1. A camera for use in iris recognition, comprising: the automatic zoom lens system comprises a lens and a motor used for controlling the lens to move, the auxiliary light source is arranged in front of the band-pass filter and is an LED lamp with the invisible light of 850nm, the band-pass filter is a filter only allowing light with the wavelength of 770-870 nm to pass through, the band-pass filter is arranged at the front end of the image sensor to carry out band-pass filtering, the motor and the image sensor are electrically connected with the control panel, the control panel controls the motor and the image sensor to carry out corresponding operation according to a preset algorithm so as to preprocess the image subjected to the band-pass filtering, and further obtain an image suitable for iris recognition, wherein the preset algorithm comprises automatic white balance, automatic exposure and automatic focusing, and the automatic focusing is to search the maximum value of the definition evaluation value of the image collected by the image sensor by moving the motor, the definition evaluation value is obtained by adopting a definition evaluation function, and the specific process is as follows: filtering the image collected by the image sensor by 4 filters, accumulating absolute values after filtering, attenuating the output of the filters according to the brightness of picture pixels, removing the interference value of edges, and acquiring the statistical values of 17-15 windows; the 4 filters comprise 2 horizontal filters and 2 vertical filters, and the statistical values H1, H2, V1 and V2 output by the horizontal filters and the vertical filters are fused, and the specific formula is as follows:

FV1_n＝α*H1_n+(1-α)*V1_n，

FV2_n＝β*H2_n+(1-β)*V2_n，

whereinN is the number of windows, W_nIs the weight of the nth window, the sharpness evaluation value selects FV1 or FV2 according to the actual scene.

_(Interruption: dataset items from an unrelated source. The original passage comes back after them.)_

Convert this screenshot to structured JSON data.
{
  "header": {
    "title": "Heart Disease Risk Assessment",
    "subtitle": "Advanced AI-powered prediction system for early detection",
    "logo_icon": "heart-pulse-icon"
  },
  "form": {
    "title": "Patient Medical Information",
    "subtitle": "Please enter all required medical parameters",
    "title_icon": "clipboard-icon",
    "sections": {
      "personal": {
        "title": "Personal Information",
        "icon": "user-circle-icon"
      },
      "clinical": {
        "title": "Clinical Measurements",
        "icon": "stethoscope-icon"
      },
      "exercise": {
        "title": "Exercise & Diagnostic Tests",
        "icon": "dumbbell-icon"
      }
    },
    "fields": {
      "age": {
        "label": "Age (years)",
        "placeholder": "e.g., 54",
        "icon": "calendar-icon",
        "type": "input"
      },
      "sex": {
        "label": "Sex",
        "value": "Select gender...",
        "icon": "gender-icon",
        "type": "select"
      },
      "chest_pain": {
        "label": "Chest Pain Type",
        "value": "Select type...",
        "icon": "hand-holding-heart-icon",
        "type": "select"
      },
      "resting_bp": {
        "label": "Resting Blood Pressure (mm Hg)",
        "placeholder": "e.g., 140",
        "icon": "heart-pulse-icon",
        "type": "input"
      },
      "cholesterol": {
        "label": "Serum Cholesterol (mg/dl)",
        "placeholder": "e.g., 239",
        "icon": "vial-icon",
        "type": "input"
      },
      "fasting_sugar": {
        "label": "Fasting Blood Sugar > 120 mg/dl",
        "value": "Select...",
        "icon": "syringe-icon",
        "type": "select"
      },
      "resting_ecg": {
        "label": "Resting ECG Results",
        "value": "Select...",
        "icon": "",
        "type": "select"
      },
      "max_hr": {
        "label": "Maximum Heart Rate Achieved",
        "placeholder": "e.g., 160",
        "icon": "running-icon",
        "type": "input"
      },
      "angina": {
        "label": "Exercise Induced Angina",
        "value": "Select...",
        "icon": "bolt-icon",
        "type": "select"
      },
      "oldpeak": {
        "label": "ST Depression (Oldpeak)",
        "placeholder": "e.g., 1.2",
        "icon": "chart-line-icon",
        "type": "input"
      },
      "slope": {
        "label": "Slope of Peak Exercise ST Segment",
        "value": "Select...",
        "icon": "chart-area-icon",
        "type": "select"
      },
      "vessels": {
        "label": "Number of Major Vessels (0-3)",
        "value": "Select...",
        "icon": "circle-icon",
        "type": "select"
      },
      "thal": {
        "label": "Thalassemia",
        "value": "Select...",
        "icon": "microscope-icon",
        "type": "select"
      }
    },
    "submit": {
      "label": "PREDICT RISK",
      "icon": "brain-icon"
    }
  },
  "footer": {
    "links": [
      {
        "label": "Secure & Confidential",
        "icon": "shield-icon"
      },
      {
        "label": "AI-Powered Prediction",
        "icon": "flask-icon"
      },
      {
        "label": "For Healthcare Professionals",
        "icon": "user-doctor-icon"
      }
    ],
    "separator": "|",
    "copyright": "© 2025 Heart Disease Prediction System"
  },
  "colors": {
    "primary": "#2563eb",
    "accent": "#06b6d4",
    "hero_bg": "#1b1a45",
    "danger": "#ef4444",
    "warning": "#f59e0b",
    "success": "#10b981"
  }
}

2. The camera for iris recognition as claimed in claim 1, wherein the automatic white balance is used to adjust an image into a black and white mode.

3. The camera for iris recognition as claimed in claim 1, wherein the maximum value of the sharpness estimate of the image captured by the image sensor is found by moving the motor using a hill climbing algorithm by: according to the possible positions of the human eyes, the position of the human eye with the maximum probability is taken as the starting point of the climbing algorithm, and the motor is moved to the position of the human eye with the maximum probability before focusing triggering; then, moving the target object to the position of the estimated direction in a small step length, and judging whether the direction is correct or not according to the change proportion of the corresponding definition evaluation value; meanwhile, the step length of movement is adjusted according to the ratio of the definition evaluation values of two adjacent points, and the movement is carried out; judging whether to stop moving in the direction according to the descending proportion of the definition evaluation value in the moving process; returning to the position where the sharpness evaluation value is maximum during the shift, i.e., the sharpest position.

4. The camera for iris recognition of claim 3 wherein the most probable eye location is 2 meters from the lens.

5. The camera applied to iris recognition according to claim 1, wherein the specific parameters of the lens are: 30 times optical zoom, image plane 1/3 inches, and focal length 4.3-129 mm.

6. The camera for iris recognition of claim 1 wherein the control panel further comprises a communication interface for communicating with an external iris recognition system.